219 Seiten, Dissertation Technische Universität München (2022), Softcover, A5

Zusammenfassung / Abstract

Automated Fiber Placement (AFP) is a well-established process in aerospace manufacturing with advantages regarding deposition accuracy and flexibility, reproducibility and potential lay-up rate compared to manual lay-up.

Process parameters are typically optimized regarding deposition quality and deposition rate - not taking into account ancillary processes like vacuum debulking, despite its influence on the overall process efficiency. Compaction is a key parameter of prepreg lay-up realizing laminate consolidation during deposition, additional vacuum debulking steps and during curing. The application of vacuum debulking is often based on trial and error, unquantified experience or manufacturing specifications for manual lay-up.

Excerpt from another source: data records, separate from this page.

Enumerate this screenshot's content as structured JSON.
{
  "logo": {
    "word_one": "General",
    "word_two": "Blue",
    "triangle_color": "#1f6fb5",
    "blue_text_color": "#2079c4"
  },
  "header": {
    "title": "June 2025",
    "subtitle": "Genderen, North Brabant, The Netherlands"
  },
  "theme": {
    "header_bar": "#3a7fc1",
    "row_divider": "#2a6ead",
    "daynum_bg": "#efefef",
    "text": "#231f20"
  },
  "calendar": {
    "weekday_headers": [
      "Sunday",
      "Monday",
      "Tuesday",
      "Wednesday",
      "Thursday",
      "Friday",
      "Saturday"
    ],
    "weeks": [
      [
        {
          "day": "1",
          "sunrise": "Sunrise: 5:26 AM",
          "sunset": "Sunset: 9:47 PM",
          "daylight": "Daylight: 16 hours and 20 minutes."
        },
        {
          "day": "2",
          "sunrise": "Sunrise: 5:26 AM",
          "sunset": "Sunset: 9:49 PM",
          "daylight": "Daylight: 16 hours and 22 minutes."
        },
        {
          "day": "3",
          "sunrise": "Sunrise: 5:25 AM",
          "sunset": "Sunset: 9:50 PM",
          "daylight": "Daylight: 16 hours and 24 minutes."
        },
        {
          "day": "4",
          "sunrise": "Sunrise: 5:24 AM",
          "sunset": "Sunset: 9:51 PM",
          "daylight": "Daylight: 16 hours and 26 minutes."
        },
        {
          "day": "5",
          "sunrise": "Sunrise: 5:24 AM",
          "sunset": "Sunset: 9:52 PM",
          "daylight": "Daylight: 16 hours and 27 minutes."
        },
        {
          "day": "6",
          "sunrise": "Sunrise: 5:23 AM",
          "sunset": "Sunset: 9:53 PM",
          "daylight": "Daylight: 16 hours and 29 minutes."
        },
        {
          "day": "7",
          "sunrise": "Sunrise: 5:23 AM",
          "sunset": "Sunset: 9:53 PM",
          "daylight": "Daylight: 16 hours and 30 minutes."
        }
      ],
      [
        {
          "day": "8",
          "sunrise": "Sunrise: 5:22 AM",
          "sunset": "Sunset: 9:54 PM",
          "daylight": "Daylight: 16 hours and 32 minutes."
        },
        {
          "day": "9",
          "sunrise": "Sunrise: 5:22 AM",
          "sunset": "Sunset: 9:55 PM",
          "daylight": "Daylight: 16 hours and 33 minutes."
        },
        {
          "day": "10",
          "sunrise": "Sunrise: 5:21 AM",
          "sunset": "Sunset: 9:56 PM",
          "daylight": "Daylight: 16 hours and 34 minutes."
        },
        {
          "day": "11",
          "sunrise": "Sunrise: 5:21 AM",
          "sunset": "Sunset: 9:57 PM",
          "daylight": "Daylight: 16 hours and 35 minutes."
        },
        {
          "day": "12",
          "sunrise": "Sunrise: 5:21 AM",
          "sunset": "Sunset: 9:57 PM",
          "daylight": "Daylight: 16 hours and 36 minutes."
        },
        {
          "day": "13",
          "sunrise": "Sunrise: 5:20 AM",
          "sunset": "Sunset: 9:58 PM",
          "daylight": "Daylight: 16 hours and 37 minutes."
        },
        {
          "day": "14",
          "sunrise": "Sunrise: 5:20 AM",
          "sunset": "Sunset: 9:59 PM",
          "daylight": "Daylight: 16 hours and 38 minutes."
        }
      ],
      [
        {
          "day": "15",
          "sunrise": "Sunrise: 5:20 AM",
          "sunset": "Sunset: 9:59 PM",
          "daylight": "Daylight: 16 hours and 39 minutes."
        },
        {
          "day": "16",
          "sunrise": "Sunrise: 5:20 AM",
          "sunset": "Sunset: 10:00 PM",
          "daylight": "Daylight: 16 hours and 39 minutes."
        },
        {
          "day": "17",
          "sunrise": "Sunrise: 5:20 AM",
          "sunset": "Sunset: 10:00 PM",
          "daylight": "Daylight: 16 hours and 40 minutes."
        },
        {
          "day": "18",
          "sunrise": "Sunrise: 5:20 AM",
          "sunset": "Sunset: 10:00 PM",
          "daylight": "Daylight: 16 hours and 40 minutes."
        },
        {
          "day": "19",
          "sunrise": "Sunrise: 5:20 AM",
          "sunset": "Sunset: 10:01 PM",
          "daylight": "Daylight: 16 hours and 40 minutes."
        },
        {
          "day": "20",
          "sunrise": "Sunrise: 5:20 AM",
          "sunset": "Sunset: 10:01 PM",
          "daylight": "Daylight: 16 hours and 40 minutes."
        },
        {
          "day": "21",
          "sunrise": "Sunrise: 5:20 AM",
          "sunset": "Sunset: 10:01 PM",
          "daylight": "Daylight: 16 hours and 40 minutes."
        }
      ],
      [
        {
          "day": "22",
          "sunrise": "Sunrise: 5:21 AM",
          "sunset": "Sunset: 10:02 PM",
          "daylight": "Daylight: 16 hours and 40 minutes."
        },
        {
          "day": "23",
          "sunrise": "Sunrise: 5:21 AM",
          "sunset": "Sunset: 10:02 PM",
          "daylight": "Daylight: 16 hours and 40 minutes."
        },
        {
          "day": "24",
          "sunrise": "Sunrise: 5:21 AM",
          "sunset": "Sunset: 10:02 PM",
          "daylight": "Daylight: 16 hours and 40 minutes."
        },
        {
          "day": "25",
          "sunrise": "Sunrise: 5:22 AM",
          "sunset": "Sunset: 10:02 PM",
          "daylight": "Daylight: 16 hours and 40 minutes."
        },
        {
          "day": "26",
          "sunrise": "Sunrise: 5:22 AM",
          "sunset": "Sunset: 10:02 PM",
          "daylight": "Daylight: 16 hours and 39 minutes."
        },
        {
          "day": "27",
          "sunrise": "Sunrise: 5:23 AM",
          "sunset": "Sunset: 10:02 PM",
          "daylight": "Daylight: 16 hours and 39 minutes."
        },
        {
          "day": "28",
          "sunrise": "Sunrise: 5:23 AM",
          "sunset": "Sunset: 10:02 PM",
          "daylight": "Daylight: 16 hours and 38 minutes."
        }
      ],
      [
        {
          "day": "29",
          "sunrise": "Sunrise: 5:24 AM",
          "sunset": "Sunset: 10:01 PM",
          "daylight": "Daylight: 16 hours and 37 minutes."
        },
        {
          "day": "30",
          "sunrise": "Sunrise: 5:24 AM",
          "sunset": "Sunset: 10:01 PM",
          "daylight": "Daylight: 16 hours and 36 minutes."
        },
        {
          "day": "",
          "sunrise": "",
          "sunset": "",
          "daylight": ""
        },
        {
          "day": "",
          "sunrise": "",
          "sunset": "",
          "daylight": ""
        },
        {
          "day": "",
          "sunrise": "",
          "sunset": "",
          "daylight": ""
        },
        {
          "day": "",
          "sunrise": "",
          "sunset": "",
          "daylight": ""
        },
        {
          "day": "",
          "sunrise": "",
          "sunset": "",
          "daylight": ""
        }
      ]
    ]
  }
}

Automated lay-up offers the potential to improve compaction during deposition, allowing a reduction of additional debulking efforts.

In this thesis, the compaction characteristics of Thermoset Automated Fiber Placement (TS-AFP) and vacuum debulking are analyzed on laboratory and industrial full-scale. The influence of parameter variations on compaction behavior, mechanical performance and process efficiency is assessed.

On laboratory scale, the dominance of the process parameters temperature and pressure was identified. On full-scale, the influence of the AFP process on the deposition quality was proven. An optimized AFP process parameter set was developed and evaluated. Compaction during AFP processing was increased, while the need for separate vacuum debulking steps was eliminated. It was shown, that the optimized AFP process parameter set leads to equal or better mechanical performance compared to the benchmark including vacuum debulking steps. Process efficiency analyses showed that the proposed approach is economically competitive or superior to the benchmark for typical AFP use cases. The proposed optimization allows exploiting more of the potential of automated lay-up and opens new possibilities towards reduced curing efforts.